И указатель появился. Эта длинная, узкая, точно веретено, оконечность Лонг‑Айленда хороша тем, что почва здесь впитывает в себя дождь и слякоти после этого не бывает.

Нам отвели целый кукольный домик, чистенький, весь в ситчике, с прославленными рекламой супружескими кроватями, пухлыми, точно булочки.

– Это мне не нравится.

– Вот глупый! Они же рядом стоят – дотянуться можно.

– Еще дотягиваться? Это меня не устраивает, непотребная девица!

Обедали мы изысканно – ели мэнские лангусты и пили белое вино – много белого вина, так что у моей Мэри заблестели глаза. А я еще коварно подливал ей коньяку, пока у меня у самого не зашумело в голове. Не я, а она вспомнила номер нашего кукольного домика, и не мне, а ей удалось попасть ключом в замочную скважину. В дальнейшем выпитый коньяк не помешал мне – впрочем, если бы ей не хотелось, ничего бы и не было.

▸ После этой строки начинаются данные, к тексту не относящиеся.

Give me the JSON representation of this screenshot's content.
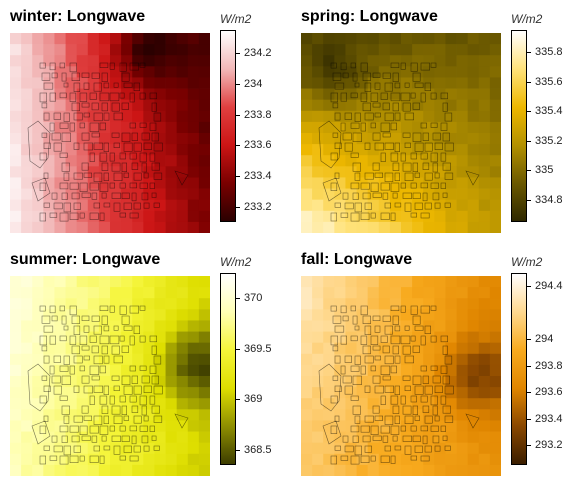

Потом, удовлетворенно потягиваясь, она положила голову мне на правую руку и улыбнулась и негромко протяжно зевнула.

– Тебя что‑то тревожит?

– Глупости какие. Ты не успела заснуть, а уже видишь сны.

– Ты так стараешься, чтобы мне было хорошо. Я не пойму, что с тобой? Тебя что‑то беспокоит.

Странные, прозорливые минуты – первые ступеньки сна.

– Да, беспокоит. Ну, теперь довольна? Ты никому не рассказывай, но небо обрушилось на землю и кусочек его попал мне на хвост.

Она сладко уснула со своей языческой улыбкой на губах. Я высвободил руку, встал и постоял в проходе между кроватями. Дождь кончился, только с крыш все еще капало, и четвертушка луны поблескивала в миллионах капелек. Beaux reves[30], дорогая моя радость. Только смотри, чтобы небо не упало на нас!

Моя постель была прохладна, но чересчур мягкая, и мне было видно, как четкий месяц бежит сквозь тянущиеся к морю облака. Зловеще закричала где‑то выпь. Я скрестил пальцы на обеих руках. Чур меня, хотя бы ненадолго. Двойное чур меня. Ведь на хвост мне упала всего лишь маленькая горошина.

Даже если рассвет пришел в раскатах грома, я ничего этого не слышал. Когда я проснулся, за окном уже золотилось утро, и в нем была бледная зелень папоротника, был темный вереск и красноватая желтизна мокрого песка дюн, а неподалеку, точно листовое серебро, поблескивал Атлантический. Покореженный ствол дуба возле нашего домика приютил у корней лишайник величиной с подушку, весь из ребристых наплывов серовато‑жемчужного цвета. Извилистая, усыпанная гравием тропинка вела по кукольному городку к крытому черепицей бунгало, породившему все эти домики. Там была контора, киоски, где продавались почтовые открытки, сувениры, марки, а также ресторан со столиками, покрытыми скатертями в синюю клетку, за которыми нам, куклам, полагалось обедать.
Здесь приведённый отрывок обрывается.